Yarın Akdamar adasına gidiyoruz . İsteyenlerle orada buluşmak dileğiyle… 😉

“Van’a yolculuk” için 11 Yorum

  1. Ali Gökmen Diyor ki:

    Sevgili Başak güzel yazılarını okuyorum. Ben de Van ve Tatvan’ı görmüştüm. Eğer fırsat bulabilirsen Tatvan da doğa harikası bir yer.
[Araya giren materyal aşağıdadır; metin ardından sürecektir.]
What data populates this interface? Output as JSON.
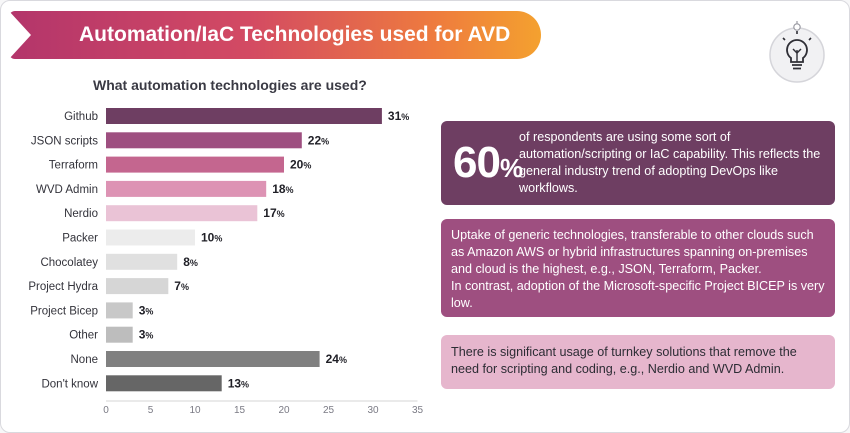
{
  "header": {
    "title": "Automation/IaC Technologies used for AVD"
  },
  "icons": {
    "badge": "lightbulb-icon"
  },
  "colors": {
    "banner_start": "#b3356b",
    "banner_end": "#f4a12f",
    "callout_1": "#6e3e62",
    "callout_2": "#9e4f80",
    "callout_3": "#e6b6cd"
  },
  "chart_data": {
    "type": "bar",
    "orientation": "horizontal",
    "title": "What automation technologies are used?",
    "categories": [
      "Github",
      "JSON scripts",
      "Terraform",
      "WVD Admin",
      "Nerdio",
      "Packer",
      "Chocolatey",
      "Project Hydra",
      "Project Bicep",
      "Other",
      "None",
      "Don't know"
    ],
    "values": [
      31,
      22,
      20,
      18,
      17,
      10,
      8,
      7,
      3,
      3,
      24,
      13
    ],
    "value_unit": "%",
    "bar_colors": [
      "#6e3e62",
      "#9e4f80",
      "#c4668f",
      "#dd93b4",
      "#eac3d6",
      "#ececec",
      "#e0e0e0",
      "#d6d6d6",
      "#c8c8c8",
      "#bdbdbd",
      "#808080",
      "#666666"
    ],
    "xlim": [
      0,
      35
    ],
    "xticks": [
      "0",
      "5",
      "10",
      "15",
      "20",
      "25",
      "30",
      "35"
    ],
    "xlabel": "",
    "ylabel": "",
    "grid": false,
    "legend": "none"
  },
  "callouts": [
    {
      "stat": "60",
      "stat_unit": "%",
      "text": "of respondents are using some sort of automation/scripting or IaC capability. This reflects the general industry trend of adopting DevOps like workflows."
    },
    {
      "text": "Uptake of generic technologies, transferable to other clouds such as Amazon AWS or hybrid infrastructures spanning on-premises and cloud is the highest, e.g., JSON, Terraform, Packer.",
      "text_2": "In contrast, adoption of the Microsoft-specific Project BICEP is very low."
    },
    {
      "text": "There is significant usage of turnkey solutions that remove the need for scripting and coding, e.g., Nerdio and WVD Admin."
    }
  ]
}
Nemrut yanardağı krater gölünin bir kısmı yeşil (sıcak su) diğer yarısı ise derin mavi.
    Sevgiler,
    Ali Gökmen

  2. servet Diyor ki:

    Dağlar muhteşem gerçekten, ve bulutlar.
    Ufkun derinliği, gözleri sürekli duvarlara toslayan kent insanına ilaç.

    Diş teknisyeni, kalender birini tanımıştım; Kutular dolusu damak ve diş vardı atölyesindeki raflarında. “..hekimin geri çevirdiği veya eski dişleri atmam ben abi. Fukara, gariban birileri gelir hep… Onlara takarız.” demişti. Acaba Vanlı mıydı?

    Akdamar’da buluşuruz.
    Sevgiyle

  3. selmin Diyor ki:

    yarın görüşürüz, benim için Ahtamara olan yerde…çok keyifli anlatım için alkışşşşş…

  4. Geçkin Gezgin Diyor ki:

    Okiirem…
    Okiirem…
    Yurum yapmiirem…
    ?

  5. Aysel Diyor ki:

    Harika fotoğraflar, harika bir anlatım. Tebrik ederim.

  6. Necla Diyor ki:

    Bulutlar ve dağlar şahane, teşekkürler yutmi:-)

  7. Sevim Dalkara Diyor ki:

    Başak sen çok yaşa emi!! (Allah allah galiba ilk kez emi? yazıyorum; çok tuhafıma gitti. Sanki e-mi? yazmak gerekiyordu diye düşündüm!! Neyse hadi hayırlısı… ne diyeyim herşey güzel olacak). Bulutlar ve dağlar harika ama senin otelinizi anlatışın daha da harika! Çok güldüm. Merakla Akdamar’ı bekliyorum. Ama orda otelde kalmayacaksınız değil mi? Yazık…

  8. Sevim Diyor ki:

    Başak bir de Geçki Gezgin’in YORUMLARIna bayılıyorum!!

  9. Erhan Uzunhasanoğlu Diyor ki:

    Sevgili Başak ,ne kadar güzel ve espirili anlatmışsın gezimizi bayıldım,sayende tekrar canlandı gözümde o günler ,ayrıca benim göremediğim ne çok ayrıntı yakalamışsın tebrikler.

  10. mehtap yıldız Diyor ki:

    Başakcığım orada gülemeyeceğim kadar çok güldürdün beni :-))))

    Benim de ilk kez denediğim bir oteldi ama otel müdürünü önceden tanımam referanstı ve gerçekten de çalışanlar kendimizi evimizde hissettirecek kadar içten ve iyiydiler. Hizmet de iyiydi. Sanırım insani artıları gözüme perde yapıp binanın dekoratif absürdlüğüne takılmamaya çalıştım. :-)))

    Her zamanki gibi sıkı gözlem, iyi fotoğraflar; ve işte Başak…
    Öpüyor ve devamını bekliyorum.

  11. İbrahim şepitci Diyor ki:

    Merhaba Başak, güzel ve ilginç bir şehir Van, gitmen güzel olmuş. Van merkezde urartu otelin dekorasyonunu yapmıştık, vesilesi ile tanıştım orayla. Keyifli gezmeler dilerim.